Sendo assim, por favor: seja mais humilde (leia inteligente): antes de cair na tentativa e erro, leia algo a respeito.
Enquanto isso… do outro lado da tela em um edifício com fachadas de vidro…
O gerente, todo orgulhoso para apresentar ao cliente o sistema desenvolvido na “Tecnologia X”, diz para o Sr. Kaneda…
“Nada pode dar errado!!!”
Neste momento inclusive aponta para Juca, o desenvolvedor e diz: “Veja aquele rapaz! Um verdadeiro gênio que dominou a ferramenta instantaneamente! Que orgulho!”
Muito bom o post!
parabéns!
Sensacional.
Valeu!
Gostei muito do texto cara, principalmente a parte:
… Este argumento com relação a linguagens de programação costuma aparecer também na forma “Linguagem de programação é tudo igual. Tudo o que você precisa conhecer é lógica!”. Aham… …

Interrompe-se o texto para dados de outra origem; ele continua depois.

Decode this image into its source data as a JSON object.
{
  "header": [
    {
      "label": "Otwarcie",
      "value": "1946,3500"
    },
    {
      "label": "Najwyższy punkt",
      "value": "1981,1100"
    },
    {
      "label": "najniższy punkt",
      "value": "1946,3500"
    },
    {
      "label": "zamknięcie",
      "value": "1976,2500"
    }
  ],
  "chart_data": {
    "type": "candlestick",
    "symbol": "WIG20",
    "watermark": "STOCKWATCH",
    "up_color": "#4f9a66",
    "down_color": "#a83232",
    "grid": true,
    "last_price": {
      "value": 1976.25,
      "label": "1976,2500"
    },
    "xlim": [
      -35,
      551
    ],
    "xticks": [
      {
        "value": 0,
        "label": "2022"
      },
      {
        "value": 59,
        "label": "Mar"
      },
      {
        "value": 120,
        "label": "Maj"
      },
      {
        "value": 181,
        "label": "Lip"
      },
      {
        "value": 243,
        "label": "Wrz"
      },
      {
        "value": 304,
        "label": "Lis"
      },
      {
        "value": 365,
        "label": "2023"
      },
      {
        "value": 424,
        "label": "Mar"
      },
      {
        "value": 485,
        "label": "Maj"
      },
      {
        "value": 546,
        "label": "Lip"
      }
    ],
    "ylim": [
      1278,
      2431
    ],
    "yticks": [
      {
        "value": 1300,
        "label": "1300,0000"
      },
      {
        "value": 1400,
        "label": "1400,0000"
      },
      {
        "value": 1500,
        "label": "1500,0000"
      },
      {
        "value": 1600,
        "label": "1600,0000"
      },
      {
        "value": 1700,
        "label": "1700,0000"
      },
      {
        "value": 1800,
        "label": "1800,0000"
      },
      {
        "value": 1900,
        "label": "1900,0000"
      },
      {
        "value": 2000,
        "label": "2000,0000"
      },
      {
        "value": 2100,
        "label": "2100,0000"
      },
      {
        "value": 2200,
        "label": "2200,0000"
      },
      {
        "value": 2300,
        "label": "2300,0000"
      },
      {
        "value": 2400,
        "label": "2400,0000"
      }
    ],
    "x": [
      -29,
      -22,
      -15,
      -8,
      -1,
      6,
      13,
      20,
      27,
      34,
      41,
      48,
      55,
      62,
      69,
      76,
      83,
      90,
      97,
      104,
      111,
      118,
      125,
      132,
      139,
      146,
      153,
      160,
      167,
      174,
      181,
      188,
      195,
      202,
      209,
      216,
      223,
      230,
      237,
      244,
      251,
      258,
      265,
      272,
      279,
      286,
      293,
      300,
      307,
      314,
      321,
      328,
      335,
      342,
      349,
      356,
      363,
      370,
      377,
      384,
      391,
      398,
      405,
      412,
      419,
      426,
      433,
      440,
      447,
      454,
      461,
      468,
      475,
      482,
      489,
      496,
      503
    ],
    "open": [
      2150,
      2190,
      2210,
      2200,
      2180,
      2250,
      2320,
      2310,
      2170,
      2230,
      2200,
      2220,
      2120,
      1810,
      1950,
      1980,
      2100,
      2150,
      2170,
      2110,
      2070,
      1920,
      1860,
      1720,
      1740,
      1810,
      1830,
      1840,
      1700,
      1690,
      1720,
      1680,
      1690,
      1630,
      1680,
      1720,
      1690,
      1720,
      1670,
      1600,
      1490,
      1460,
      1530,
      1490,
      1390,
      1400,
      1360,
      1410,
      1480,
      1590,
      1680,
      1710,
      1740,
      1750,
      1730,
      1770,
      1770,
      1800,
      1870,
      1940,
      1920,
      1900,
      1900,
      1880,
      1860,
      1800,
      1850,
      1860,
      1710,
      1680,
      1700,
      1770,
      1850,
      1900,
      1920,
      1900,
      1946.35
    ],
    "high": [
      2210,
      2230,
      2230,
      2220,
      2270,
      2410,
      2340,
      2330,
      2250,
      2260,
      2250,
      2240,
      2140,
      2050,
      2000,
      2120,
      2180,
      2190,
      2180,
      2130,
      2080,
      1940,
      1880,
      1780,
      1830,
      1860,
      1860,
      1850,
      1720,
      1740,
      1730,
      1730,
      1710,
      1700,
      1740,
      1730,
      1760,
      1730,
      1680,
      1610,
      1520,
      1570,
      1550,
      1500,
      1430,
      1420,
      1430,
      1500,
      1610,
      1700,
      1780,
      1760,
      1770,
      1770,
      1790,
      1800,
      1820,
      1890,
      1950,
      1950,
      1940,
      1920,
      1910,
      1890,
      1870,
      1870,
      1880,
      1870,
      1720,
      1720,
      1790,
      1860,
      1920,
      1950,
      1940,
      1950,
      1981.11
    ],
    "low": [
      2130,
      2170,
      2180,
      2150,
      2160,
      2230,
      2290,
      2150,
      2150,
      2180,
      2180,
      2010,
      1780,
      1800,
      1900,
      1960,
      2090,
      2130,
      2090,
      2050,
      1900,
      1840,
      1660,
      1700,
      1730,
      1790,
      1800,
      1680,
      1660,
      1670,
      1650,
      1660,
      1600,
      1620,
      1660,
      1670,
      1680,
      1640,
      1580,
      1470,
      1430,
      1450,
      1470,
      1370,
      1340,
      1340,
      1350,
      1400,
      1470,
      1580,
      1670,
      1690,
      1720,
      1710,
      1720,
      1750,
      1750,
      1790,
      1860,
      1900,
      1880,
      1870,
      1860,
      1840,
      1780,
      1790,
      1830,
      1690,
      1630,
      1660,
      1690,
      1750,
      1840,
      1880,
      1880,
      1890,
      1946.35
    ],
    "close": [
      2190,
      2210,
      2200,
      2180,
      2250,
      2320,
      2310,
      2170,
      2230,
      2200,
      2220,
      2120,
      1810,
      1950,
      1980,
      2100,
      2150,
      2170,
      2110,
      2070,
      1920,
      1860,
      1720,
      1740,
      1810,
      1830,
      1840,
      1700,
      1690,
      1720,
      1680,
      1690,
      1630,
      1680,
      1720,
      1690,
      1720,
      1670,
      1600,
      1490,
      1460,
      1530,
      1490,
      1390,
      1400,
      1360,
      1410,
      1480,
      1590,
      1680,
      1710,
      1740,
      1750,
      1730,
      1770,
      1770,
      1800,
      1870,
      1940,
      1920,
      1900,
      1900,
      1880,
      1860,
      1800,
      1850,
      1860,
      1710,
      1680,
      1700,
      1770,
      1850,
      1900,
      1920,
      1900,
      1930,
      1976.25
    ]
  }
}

primeira vez que vejo alguem concordar comigo nisso \o/
pra mim as pessoas q dizem este tipo de coisa n conhecem bem nenhuma linguagem, fazer um simples laço de repetição ou uma estrutura condicional realmente n muda muito mesmo, mas vai conhecer uma linguagem de verdade e você percebe que essa é a maior mentira contada aos profissionais da area.
Opa, valeu cara, fico feliz que tenha gostado. :)
Parabéns. Escrita muito boa e conteúdo realmente do cotidiano – infelizmente.
Abs!
Opa,.obrigado Fabio!
amigo, e quando o FW realmente não tem documentação? quem é o Brainiac da história?
Oi Raneves,
os únicos casos em que eu já vi em que realmente não havia documentação alguma (e mesmo assim havia alguma coisa) foram coisas desenvolvidas internamente pela empresa. Neste caso, o problema é pior ainda e vêm de cima.
Mesmo tendo vindo de cima, se você não tiver documentação alguma, você pelo menos corre atrás e, de fato não havendo nada, pelo menos informa seu superior ou cliente (por escrito) a respeito da situação antes de continuar. Se não fizer isto, a culpa é sua.
cara na minha opinião a culpa é minha apenas pelo fato de aceitar trabalhar num fw de merda desses que nem documentação tem.
:)
se eu entendi você está defendendo o FW é isso? você se arrependerá disso amargamente um dia.
reflita melhor.
Não, não estou defendendo FW algum e, pra te ser bem sincero, nem sei o que é FW.
O que estou dizendo é que se você está em uma situação na qual realmente não há documentação alguma, você deve agir como profissional e informar seu cliente ou superior a respeito pra conversar melhor sobre a situação.
E a propósito, vou me arrepender do quê?